When was the last time you looked in a full length mirror and groaned? Or do you simply avoid those evil things at all costs? From there you might plot ways to change your clothes without your husbands having to see all your imperfections and added weight or body changes. But you know what? That's not giving your husband enough credit. Chances are that he didn't marry you for your luscious body. Granted, he probably couldn't wait to get his hands on you, but he had more reasons to marry you than just your looks...even if you were a hot babe. It wasn't just your body that he liked, that was simply in addition to all those other components that make you who you are. Your eyes, smile, laugh, personality—your inner person.So why do we think that our husbands only see our bodies now? Because it's a lie that is sugar coated and spoon fed to us every time we turn around—and as wives and mothers we do a lot of turning around.
When we feel like a lump of play-doh it's hard to feel attractive to our husbands, let alone feel sexy.
What are we to do we do when we feel like play-doh?
Forget society and focus on being pleasing to only one man: your husband. What does he like about you? Sure you can ask him, but chances are he drops hints without realizing it. Watch his responses to you at different times. What puts that sparkle in his eye that says he can't wait to get his hands on you? Is it your sense of humor or laughter? How about a look you give him? Or doing something special for him? Experiment and notice his reactions.
Take a look at what Andrew Greeley, author of Sexual Intimacy, says about sexy...
To be sexy is to be aware of your body as an instrument of playfulness and delight, to be able to communicate this awareness to your husband and give him the gift of your body for pleasure, delight, variety, and playfulness.
Did you catch that being sexy is not linked to how your body looks? Read that definition again if you need to—it's worth it! Sexiness is our attitude. And we can choose the attitude we have! Sure, that choice may be a knock-down-drag-out fight at times, but we are still the ones in control of it.

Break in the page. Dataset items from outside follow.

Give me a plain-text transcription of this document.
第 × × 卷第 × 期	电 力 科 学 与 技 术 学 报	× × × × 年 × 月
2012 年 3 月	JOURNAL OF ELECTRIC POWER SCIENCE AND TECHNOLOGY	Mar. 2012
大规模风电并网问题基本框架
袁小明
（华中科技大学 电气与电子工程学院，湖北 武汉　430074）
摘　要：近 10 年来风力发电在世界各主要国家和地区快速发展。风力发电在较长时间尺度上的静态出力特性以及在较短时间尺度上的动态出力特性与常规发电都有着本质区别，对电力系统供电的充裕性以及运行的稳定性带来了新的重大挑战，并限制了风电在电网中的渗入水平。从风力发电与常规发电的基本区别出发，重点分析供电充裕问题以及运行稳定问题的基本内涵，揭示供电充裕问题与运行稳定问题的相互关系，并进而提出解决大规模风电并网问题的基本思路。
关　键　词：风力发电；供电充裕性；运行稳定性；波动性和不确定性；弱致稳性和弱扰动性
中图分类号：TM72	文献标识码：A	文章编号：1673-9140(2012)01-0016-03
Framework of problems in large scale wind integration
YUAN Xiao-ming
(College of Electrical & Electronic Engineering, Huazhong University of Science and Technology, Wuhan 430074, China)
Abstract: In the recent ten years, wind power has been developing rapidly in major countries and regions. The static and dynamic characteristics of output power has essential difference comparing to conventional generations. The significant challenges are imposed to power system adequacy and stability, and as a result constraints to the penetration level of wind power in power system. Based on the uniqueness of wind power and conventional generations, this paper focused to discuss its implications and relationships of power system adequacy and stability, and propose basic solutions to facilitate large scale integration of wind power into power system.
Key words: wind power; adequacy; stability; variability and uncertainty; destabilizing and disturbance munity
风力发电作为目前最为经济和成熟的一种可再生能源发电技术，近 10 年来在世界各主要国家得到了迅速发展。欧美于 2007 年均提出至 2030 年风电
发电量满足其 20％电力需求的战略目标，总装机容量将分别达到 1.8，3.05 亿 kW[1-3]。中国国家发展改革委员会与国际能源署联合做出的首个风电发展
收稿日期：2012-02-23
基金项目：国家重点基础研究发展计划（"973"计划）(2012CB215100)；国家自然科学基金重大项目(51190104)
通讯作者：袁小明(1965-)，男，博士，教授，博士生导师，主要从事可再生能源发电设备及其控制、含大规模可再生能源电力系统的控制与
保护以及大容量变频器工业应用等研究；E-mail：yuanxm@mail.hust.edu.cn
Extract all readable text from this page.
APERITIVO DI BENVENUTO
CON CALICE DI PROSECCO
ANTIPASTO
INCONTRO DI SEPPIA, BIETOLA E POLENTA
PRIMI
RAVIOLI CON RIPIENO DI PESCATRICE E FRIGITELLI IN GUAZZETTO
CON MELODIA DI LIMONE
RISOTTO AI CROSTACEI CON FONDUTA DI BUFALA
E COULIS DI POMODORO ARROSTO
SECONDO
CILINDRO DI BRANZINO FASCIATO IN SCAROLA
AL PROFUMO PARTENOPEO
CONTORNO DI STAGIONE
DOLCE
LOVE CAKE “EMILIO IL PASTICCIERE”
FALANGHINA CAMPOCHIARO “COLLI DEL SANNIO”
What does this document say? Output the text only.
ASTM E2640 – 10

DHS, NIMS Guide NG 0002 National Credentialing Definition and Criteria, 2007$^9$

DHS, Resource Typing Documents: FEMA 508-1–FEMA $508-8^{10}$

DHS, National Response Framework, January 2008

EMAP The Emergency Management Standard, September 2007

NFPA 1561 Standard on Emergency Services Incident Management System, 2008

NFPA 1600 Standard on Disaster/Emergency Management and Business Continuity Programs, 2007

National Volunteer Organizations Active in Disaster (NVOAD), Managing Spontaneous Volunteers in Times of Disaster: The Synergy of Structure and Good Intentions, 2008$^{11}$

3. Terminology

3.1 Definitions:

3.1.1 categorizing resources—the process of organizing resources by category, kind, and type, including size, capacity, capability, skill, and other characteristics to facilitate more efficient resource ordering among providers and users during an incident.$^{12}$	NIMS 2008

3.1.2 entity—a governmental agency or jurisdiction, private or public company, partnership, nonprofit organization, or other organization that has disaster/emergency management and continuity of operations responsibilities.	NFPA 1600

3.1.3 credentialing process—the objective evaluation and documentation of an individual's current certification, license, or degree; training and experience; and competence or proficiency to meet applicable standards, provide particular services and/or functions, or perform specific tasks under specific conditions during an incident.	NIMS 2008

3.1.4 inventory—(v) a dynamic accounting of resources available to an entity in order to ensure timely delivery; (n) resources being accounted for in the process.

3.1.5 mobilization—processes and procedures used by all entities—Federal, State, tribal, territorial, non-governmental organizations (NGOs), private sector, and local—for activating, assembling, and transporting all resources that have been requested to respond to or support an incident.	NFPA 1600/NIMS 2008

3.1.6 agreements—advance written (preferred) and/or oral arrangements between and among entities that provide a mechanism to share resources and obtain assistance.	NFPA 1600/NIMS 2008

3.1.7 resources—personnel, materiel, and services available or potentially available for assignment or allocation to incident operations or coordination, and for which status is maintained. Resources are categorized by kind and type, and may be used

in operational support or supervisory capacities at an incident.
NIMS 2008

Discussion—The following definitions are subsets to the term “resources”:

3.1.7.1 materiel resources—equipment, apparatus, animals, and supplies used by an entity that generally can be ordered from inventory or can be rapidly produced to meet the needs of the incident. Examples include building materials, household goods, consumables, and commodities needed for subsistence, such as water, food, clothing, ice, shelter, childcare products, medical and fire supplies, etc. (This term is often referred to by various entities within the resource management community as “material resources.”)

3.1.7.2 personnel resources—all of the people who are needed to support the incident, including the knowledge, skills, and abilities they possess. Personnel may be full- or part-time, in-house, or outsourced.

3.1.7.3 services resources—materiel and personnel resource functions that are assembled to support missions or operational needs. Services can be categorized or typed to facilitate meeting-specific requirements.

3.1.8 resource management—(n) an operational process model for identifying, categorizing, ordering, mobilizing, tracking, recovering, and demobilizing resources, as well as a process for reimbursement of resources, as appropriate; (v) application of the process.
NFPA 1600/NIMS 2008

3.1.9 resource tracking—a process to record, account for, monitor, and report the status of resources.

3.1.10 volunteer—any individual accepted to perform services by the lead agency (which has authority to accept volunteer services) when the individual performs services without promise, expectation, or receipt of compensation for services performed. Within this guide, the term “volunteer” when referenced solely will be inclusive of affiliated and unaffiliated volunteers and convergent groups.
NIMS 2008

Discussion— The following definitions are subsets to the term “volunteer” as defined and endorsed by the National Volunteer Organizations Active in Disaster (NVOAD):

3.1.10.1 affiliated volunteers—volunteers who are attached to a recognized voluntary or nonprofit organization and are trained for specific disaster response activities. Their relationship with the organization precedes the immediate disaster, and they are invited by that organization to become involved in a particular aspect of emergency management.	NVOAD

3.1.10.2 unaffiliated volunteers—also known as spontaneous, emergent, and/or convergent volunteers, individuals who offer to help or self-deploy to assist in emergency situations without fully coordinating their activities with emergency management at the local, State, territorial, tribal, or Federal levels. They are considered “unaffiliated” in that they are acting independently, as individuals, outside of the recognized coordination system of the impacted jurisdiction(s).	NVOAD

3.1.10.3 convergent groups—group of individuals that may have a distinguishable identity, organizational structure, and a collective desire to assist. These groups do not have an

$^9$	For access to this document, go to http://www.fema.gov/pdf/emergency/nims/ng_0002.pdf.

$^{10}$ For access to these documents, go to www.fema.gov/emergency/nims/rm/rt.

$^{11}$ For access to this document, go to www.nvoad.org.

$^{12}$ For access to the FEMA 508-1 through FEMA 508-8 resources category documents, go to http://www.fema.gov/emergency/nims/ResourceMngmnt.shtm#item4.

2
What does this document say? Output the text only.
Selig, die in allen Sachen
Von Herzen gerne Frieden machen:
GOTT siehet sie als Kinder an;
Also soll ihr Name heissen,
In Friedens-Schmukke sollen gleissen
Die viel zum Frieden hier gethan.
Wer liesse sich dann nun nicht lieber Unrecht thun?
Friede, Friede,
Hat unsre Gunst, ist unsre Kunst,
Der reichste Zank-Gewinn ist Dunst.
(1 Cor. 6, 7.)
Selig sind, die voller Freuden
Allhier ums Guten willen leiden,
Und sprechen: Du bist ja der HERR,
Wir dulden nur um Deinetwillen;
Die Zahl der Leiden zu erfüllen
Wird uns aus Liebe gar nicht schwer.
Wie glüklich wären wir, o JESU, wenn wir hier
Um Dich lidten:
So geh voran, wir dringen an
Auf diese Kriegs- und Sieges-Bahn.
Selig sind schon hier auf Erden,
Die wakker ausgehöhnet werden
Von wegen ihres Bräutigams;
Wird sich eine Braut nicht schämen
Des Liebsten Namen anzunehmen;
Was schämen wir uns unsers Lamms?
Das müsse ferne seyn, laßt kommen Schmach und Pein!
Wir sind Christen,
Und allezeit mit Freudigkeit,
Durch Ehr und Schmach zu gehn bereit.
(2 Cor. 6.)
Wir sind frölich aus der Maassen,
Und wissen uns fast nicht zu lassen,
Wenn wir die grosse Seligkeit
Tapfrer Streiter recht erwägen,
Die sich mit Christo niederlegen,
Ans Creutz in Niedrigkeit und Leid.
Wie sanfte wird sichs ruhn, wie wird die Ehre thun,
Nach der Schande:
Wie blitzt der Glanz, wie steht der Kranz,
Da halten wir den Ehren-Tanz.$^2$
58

If you're in the midst of one of those all-out fights with your attitude, remember that you don't have to fight alone. We have an all-powerful God just waiting to fight for us. Run to Him, pour it all out before Him and ask Him to help you to have a sexy attitude. God can do that! He gave us sex as a gift to enjoy, and He knows how our minds need to be in order to enjoy it. Go to God and ask Him to give you a sexy attitude. It's a gift for both you and your husband.
When you have this attitude, you can be a sensuous lover to your husband—and that's the key: sensuous. Here's what Linda Dillow and Lorraine Pintus had to say about this in their great book Intimate Issues:
"It's better to be sensuous than to have a perfect “10” body. Delighting your husband with your breasts and giving him ecstasy (Proverbs 5:19), swaying your hips seductively and displaying your body before him (Song of Solomon 6:13-7:9) will cause him to revel in the joy of your body. It it God's gift to him. Your body is for him!”
The truth is that it's not how we look, it's how we act and our attitude behind it. So go ahead and bare your body and let your inner person shine! Show your husband your love and use your body creatively and playfully to give you and your husband pleasure.
















7 Zesters spoke up:
Soo much truth here. Attitude truly IS everything - and not just in sex. Thanks for this reminder, Patty.
www.TheJesusLetter.com
A letter -- by Jesus
Go girl!
This is perfect. JUST what I needed to be reminded of. Thank you.
I'm hitting the big 4-0 this month and since my surgery, apparently 40 isn't just about age but weight gain. It's been a hard hit on my self esteem lately, so this post was perfect timing. Thanks Patty!
Gee... the phrase "It is God's gift to him." brought tears to my eyes. Perhaps because my husband makes me feel great about my very imperfect body...
I'm going to go hug him~
Thanks!
Why is this truth so hard for us? I am more than what I see when I look in the mirror. Hubs tells me so all the time. Seeing myself the way he does--the way God does--is difficult sometimes. I think we go through so many identity changes as women that it is challenging to stay in touch with who we are.
Hmm. Future post? Maybe so. Deep waters here.
You know, every time I complain about this roll or that one, my husband looks at me with such love I cannot but feel guilty for the thoughts. He reminds me that when he looks at me he sees his wife, lover, and giver of his children. Every dimple or imperfection I see, he sees it as my love and sacrifice for him. Guys really are pretty cool about this stuff!